Hier dreigt zich dus precies het horrorscenario te voltrekken waar de Commissie Toekomstige Zorg Zeeland (CTZZ) in 2015 voor waarschuwde. Hoe kan dit? Als één van de oorzaken van de versnippering van de zorg in Zeeland wees de CTZZ op de financieringsstructuur: “De huidige bekostigingsafspraken vanuit zorgverzekeraars en gemeenten stimuleren samenwerking over de schotten heen niet.” Dit leidt ertoe dat de focus veelal op de korte termijn overleving ligt en er minder aandacht gaat naar nieuwe zorgconcepten en samenwerking op de langere termijn. Ik denk dat dit precies is wat er gebeurd is. Voor de cliëntenraad van het ADRZ was de penibele financiële positie van het ziekenhuis een belangrijke reden om met de overname door het Erasmus in te stemmen.
En de Autoriteit Consument & Markt (ACM) die de overname van het ADRZ door het Erasmus Mc heeft beoordeeld, heeft niet gekeken naar de gevolgen voor de samenwerking binnen Zeeland, maar naar de gevolgen voor de mededinging. Omdat het Erasmus en het ADRZ voor de reguliere ziekenhuiszorg in verschillende regio’s actief zijn, verwacht de ACM geen gevolgen voor de concurrentie en de keuzevrijheid van de consument. Ook voor andere zorgaanbieders in de regio ziet de ACM geen risico. ZorgSaam heeft zorgen geuit met betrekking tot dotteren; met name electieve dotterbehandelingen zouden naar het Erasmus kunnen worden verwezen en daarmee de volume-norm in gevaar kunnen brengen. De ACM denkt dat het zo’n vaart niet zal lopen. In hun argumentatie wijzen het Erasmus Mc en het ADRZ op de CTZZ, waarin cardiologie een speerpunt is. Alle bij de CTZZ aangesloten partijen zijn het er volgens hen over eens dat acute dotterbehandelingen in Zeeland aangeboden moeten blijven en dat electieve dotterbehandelingen daarnaast noodzakelijk zijn om de overall kwaliteit van dotterbehandelingen op niveau te houden.
Het is alleen jammer dat de CTZZ is opgeheven. In het Afstemmingsoverleg Toekomstige Zorg Zeeland (ATZZ), dat de ontwikkelingen nu coördineert, zijn beide ziekenhuizen niet meer vertegenwoordigd. We moeten dus maar hopen dat dit standpunt gehandhaafd blijft.
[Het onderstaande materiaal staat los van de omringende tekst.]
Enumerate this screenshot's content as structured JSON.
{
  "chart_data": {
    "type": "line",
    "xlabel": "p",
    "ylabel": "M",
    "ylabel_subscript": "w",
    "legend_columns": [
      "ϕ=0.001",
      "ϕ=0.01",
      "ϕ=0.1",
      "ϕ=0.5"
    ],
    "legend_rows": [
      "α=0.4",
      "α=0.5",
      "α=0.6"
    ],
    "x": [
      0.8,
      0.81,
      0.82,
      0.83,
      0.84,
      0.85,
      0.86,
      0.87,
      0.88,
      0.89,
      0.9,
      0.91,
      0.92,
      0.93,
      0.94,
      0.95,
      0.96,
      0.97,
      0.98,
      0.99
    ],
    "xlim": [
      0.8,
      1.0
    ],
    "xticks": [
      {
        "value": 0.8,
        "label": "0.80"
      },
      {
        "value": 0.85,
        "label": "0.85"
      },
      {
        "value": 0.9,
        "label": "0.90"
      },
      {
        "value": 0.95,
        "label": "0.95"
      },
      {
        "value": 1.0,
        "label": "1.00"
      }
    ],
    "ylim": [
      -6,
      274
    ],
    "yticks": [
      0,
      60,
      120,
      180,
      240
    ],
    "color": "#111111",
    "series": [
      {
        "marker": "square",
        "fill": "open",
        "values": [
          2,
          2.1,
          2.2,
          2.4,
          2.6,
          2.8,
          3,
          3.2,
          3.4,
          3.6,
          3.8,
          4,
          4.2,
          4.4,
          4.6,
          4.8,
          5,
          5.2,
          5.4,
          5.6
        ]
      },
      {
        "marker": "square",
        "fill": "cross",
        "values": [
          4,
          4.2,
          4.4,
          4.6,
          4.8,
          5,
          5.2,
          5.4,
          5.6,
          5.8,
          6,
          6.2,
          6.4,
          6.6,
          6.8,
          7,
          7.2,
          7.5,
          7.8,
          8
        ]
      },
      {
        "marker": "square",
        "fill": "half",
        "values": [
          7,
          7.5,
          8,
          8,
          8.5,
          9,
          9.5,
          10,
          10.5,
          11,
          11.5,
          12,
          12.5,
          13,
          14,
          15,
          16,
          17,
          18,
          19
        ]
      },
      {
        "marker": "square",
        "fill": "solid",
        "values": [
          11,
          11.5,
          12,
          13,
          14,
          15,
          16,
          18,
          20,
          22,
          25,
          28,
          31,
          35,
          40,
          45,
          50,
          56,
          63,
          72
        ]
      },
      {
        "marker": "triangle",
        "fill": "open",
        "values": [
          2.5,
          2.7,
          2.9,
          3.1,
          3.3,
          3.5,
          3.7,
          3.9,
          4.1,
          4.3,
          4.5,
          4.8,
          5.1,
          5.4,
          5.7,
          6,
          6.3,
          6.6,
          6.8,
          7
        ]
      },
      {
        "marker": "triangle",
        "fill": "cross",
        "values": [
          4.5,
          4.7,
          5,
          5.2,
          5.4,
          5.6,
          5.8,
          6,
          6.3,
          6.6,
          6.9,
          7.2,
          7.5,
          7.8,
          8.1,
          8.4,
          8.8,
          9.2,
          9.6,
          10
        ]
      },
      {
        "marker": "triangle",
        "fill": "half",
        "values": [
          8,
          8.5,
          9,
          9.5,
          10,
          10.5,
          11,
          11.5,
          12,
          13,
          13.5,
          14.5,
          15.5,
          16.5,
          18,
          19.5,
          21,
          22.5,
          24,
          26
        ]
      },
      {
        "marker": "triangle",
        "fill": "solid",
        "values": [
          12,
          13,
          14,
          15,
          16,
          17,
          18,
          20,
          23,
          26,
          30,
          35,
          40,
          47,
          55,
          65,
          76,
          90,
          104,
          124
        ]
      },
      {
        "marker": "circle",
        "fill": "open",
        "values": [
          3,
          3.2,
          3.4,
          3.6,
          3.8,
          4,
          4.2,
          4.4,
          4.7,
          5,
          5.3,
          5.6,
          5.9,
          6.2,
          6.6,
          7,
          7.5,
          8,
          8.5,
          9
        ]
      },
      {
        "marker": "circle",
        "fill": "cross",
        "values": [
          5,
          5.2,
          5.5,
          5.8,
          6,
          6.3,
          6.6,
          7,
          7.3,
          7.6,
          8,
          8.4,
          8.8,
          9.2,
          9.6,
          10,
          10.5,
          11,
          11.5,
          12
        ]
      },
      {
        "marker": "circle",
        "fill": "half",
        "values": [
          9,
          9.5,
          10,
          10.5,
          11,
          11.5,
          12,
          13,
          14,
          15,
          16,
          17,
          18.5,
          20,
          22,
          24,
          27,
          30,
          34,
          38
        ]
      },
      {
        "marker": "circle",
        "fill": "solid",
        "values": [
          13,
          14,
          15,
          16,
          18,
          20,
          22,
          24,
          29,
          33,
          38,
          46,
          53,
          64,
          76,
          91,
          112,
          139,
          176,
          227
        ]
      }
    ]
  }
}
Niemand heeft de analyse van de CTZZ (alleen niet vrijblijvende samenwerking voorkomt afkalving van de zorg in Zeeland) bestreden. Maar om echt stappen te zetten zijn regie en doorzettingsmacht nodig. Voor individuele instellingen kan de markt aanlokkelijk zijn. Maar ik vrees dat dit niet geldt voor de zorg in Zeeland als geheel.